I know direct sunlight is bad for cards but does indirect sun light cause damage too? For instance if the card is on display inside a room and natural light hits it but it’s not in direct sunlight?
All light will damage cards over time. The rate of decay is based on wavelength, intensity and exposure time.
I personally dont store my cards anywhere sunlight can get to them for extended periods of time
That makes sense.
How much is extended ammount of time? Are we talking weeks, months, years?
No-one can give you a reliable estimate on this without knowing the specifics. The answer could be “a few weeks” or “a few decades” depending on everything.
Indirect sunlight (as in daylight) carries very little radiation compared to direct sunlight. If direct sunlight is out the picture, fading is going to be a slow process.
The point being, don’t store or display your cards where they might be exposed to light for a considerable time. There are options to put them in dark places with LED fixtures, or covers for display cases.
Granted, if you have UV protection on a case or slab like some Lucite ones I’ve had, then you could put them up for theoretically a few years without any issue. But now that I know more about UV protection, I don’t take that chance either.
UV has a massive impact. The danger is because it happens so gradually you never really see it until you compare the colours before and after
Can you expand on what you mean by “now that I know more about UV protection”? Is there an issue with Uv protection offered by tints or special glass?
Sure! What I meant was I ultimately don’t know when light would start to damage the card in a uv protected lucite slab as everything breaks down eventually over time. So my cards have been unaffected for over 6 or 7 years of light exposure before I decided to keep them in a display where I could monitor the light situation. I didn’t want to take the chance of waiting 3 more years and start recognizing any signs of wear. For all I know, it could offer 50 year protection, but there’s nothing on their product label about that.
Just me being a little paranoid and figuring that if I can afford to protect them even longer, then I would. I don’t need to see them everyday. But when I do, why not make them look nice just for the moment in a nice display, you know?
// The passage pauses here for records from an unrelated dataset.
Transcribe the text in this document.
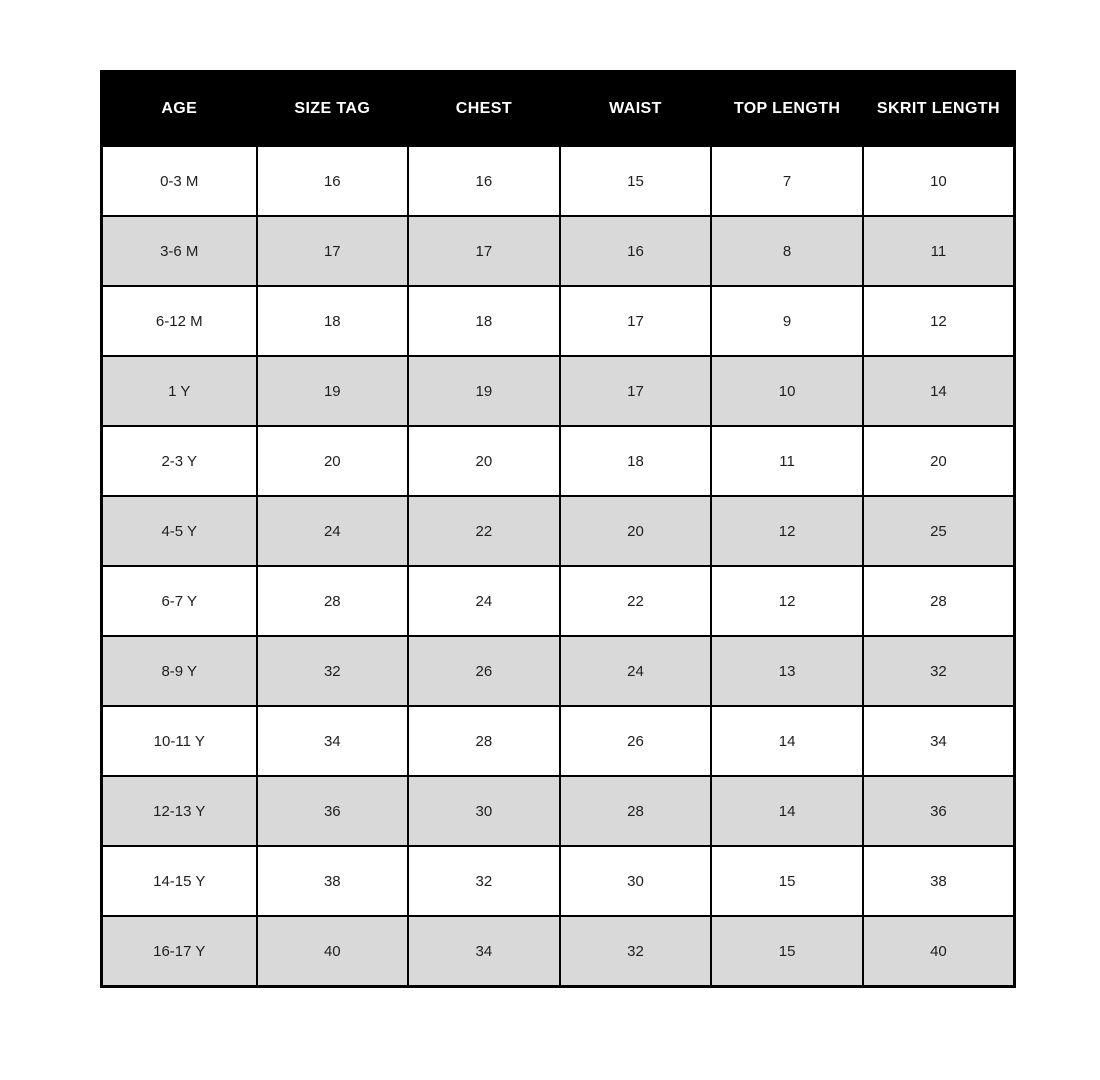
AGE	SIZE TAG	CHEST	WAIST	TOP LENGTH	SKRIT LENGTH
0-3 M	16	16	15	7	10
3-6 M	17	17	16	8	11
6-12 M	18	18	17	9	12
1 Y	19	19	17	10	14
2-3 Y	20	20	18	11	20
4-5 Y	24	22	20	12	25
6-7 Y	28	24	22	12	28
8-9 Y	32	26	24	13	32
10-11 Y	34	28	26	14	34
12-13 Y	36	30	28	14	36
14-15 Y	38	32	30	15	38
16-17 Y	40	34	32	15	40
Autographs and cards with white are definitely more prone to damage then others. There are examples of BGS/PSA 10 autos getting ruined by indirect light. If you are going to display something where it gets exposed to light often, Uv protection is definitely smart. Have always found it funny when you see slab displays/frames marketed to “protect your cards/ packs” when they don’t even offer UV protection.
Depends on the UV amount
Yes
What most people have in their homes are phosphor-coated LEDs and regular incandescent bulbs with barely any UV spectrum. CFL, which is illegal/becoming illegal many places now due to the mercury used for the gas discharge, emits a smidge more but we’re still talking next to nothing. No-one makes a point of putting any light source too close to the cards (exceptions exist, and coverings help), but that is a heat concern stemming from visible and/or thermal radiation (infrared spectrum) emission. Enough distance to where YOU don’t feel any difference, then add a meter or two, it doesn’t take many meters to nullify the effect.
Basically, you need to know a few basics on heaters, light, bulb types, glass types, plastics and humidity. Then you can display cards with impunity. Direct sunlight is a complete no, we’re still not there technologically where you can order up a glass cage dialed in to block UV, infrared and allow a customized percentage (due to heat) of visible spectrum to pass through, calibrated to the sun’s position.